Так что да, я потратил три часа на то, чтобы доехать сюда. В целом это не далеко от мест, в которые я обычно путешествую для скалолазания. Если я не тусуюсь со своим братом или Дэйзи, то взбираюсь в горы. В Пенсильвании реально сложно отыскать действительно сложные для восхождения горы. Здесь довольно мало маршрутов выше 200 футов.
И ни одного длиной с хотя бы одну из гор, на которые я собираюсь взобраться в Йосемити. Для сравнения, высота самого высокого из трех маршрутов в Йосемити 2900 футов. Я летал в Калифорнию в прошлом году, чтобы потренироваться с Салли, используя традиционное оборудование; обычно в таких наших совместных подъёмах Салли всегда страхует меня.
Я доверял ему свою жизнь так много раз, что и не счесть.
Мы хорошо спланировали мой маршрут, но даже несмотря на четкость данного плана, восхождение на все три горы без страховки и моего друга детства все еще наводит на меня хренов ужас. Никакое количество уверенности не может унять это устойчивое чувство страха. Оно всегда будет у меня на подкорке.
Еще одна минута, и я достигаю ровной поверхности скалы при этом даже не сбив дыхания. Я осматриваюсь и не вижу синюю ветровку Салли и его шорты цвета хаки, в которые парень сегодня одет. Его бледно-белая кожа почти всегда сгорает от палящего солнца.
- Где ты, черт побери? - спрашиваю я его, прижимая телефон к уху.
- Исчез как по волшебству. Я потомок клана Уизли. Я наделен силой.

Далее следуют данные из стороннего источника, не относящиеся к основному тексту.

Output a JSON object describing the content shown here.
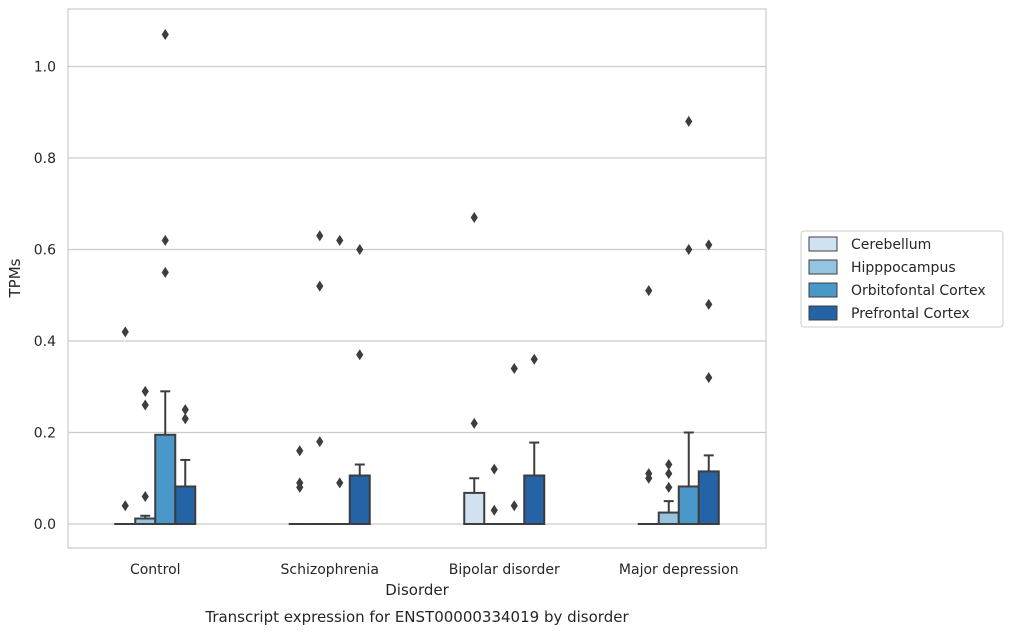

Будучи ребенком, он никогда не гордился своими рыжими волосами, пока не вышел фильм о Гарри Поттере. Я помню, как мы познакомились в базовом летнем лагере по скалолазанию, нам тогда было по шесть лет, а Салли был тощим и тихим мальчиком. Однако, это чертовски быстро изменилось.
- Ты сегодня охуенно милый, - говорю я ему.
- Потому что сейчас особый момент, - напоминает он мне. - Взгляни вверх.
Я наклоняю шею, и мой взгляд скользит по глади плоского известняка, а затем я замечаю, машущего мне с высоты в 120 футов Салли.
- Ты взобрался без меня? - я хмурюсь. - Я думал, ты хотел сделать это вместе?
- Этот план был в силе, пока я не приехал сюда, - его ноги свисают с утеса. - Я думал, что мы взглянем в лицо утесу, но вместо этого увидел здесь лишь сорняки и грязь. Так что я очистил скалу на пути твоего восхождения, - мне едва видно, как он пожимает плечами. - Я не хотел, чтобы ты умер в Пенсильвании, подымаясь на сто двадцатифутовую гору. Если Рик Мэдоуз и покинет нас, то сделает это на реально большой скале.
- Спасибо, мужик, - говорю я, стараясь выразить своим тоном все свое почтение. Если бы взбираясь, я натолкнулся на неустойчивые камни и трещины в зацепах, то это было бы не к добру. Так что я благодарен за такого друга, как Адам Салли, особенно после все тех неурядиц, что возникали у меня в колледже после того, как я стал знаменит.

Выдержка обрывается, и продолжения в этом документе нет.